Inside a long solenoid, every turn contributes a field pointing in the same axial direction, so the contributions stack and the field is approximately uniform with magnitude B = μ₀(N/L)I. Outside, the field from each turn partially cancels its neighbors and what is left spreads through a much larger volume, so the field there is weak. That is why magnetic shielding and inductor cores funnel field through the inside.

How does this experiment fit AP Physics 2 standards CHA-4.A and NGSS HS-PS2-5?
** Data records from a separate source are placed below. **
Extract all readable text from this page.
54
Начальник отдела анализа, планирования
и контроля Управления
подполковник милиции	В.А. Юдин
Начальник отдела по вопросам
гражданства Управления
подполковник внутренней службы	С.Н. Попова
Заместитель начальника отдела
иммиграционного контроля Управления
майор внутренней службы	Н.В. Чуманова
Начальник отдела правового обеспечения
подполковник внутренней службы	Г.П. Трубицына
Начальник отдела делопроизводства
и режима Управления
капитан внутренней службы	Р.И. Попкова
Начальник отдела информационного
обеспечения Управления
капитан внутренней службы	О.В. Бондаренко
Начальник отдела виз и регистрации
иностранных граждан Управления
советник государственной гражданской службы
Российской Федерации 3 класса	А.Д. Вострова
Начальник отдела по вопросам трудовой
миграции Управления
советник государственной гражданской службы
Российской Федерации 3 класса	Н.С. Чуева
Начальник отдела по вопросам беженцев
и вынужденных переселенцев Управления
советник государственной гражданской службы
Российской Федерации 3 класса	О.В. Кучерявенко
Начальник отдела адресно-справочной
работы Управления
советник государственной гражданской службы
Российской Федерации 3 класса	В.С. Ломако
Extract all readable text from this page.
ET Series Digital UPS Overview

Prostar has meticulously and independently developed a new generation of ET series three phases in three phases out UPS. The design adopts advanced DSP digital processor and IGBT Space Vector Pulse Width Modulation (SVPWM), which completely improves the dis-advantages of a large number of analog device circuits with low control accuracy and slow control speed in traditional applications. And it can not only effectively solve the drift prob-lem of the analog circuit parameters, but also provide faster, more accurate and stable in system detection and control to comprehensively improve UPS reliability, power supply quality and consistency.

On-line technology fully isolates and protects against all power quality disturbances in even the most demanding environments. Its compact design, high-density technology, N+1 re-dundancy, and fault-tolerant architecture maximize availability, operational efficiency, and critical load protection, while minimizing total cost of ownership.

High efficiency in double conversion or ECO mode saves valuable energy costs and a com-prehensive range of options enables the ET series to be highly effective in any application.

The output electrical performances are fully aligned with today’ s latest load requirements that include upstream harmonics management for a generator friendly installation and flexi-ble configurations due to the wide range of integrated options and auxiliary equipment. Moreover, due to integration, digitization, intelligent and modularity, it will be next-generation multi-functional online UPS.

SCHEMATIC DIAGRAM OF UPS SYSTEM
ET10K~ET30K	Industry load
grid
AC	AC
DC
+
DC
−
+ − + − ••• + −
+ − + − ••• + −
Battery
NGSS HS-PS2-5 asks students to plan and conduct investigations to provide evidence that an electric current can produce a magnetic field — that is the core finding of this simulation. AP Physics 2 standard CHA-4.A and its companions CHA-4.B and CHA-4.C require students to model magnetic fields from permanent magnets and current-carrying configurations, and to predict directions using right-hand rules. The lab supports all of that by letting students vary current, turns, and bar strength while inspecting field lines and compass directions.

What does it mean physically that the field strength inside the coil scales with N/L?

N/L is the number of turns per unit length, often written as n. Doubling the number of turns while keeping the coil the same length doubles the field, and stretching the coil to twice its length while keeping N constant cuts the field in half. Strong electromagnets are made by packing many tightly wound turns into a small length, then increasing the current. Adding an iron core multiplies the field on top of that.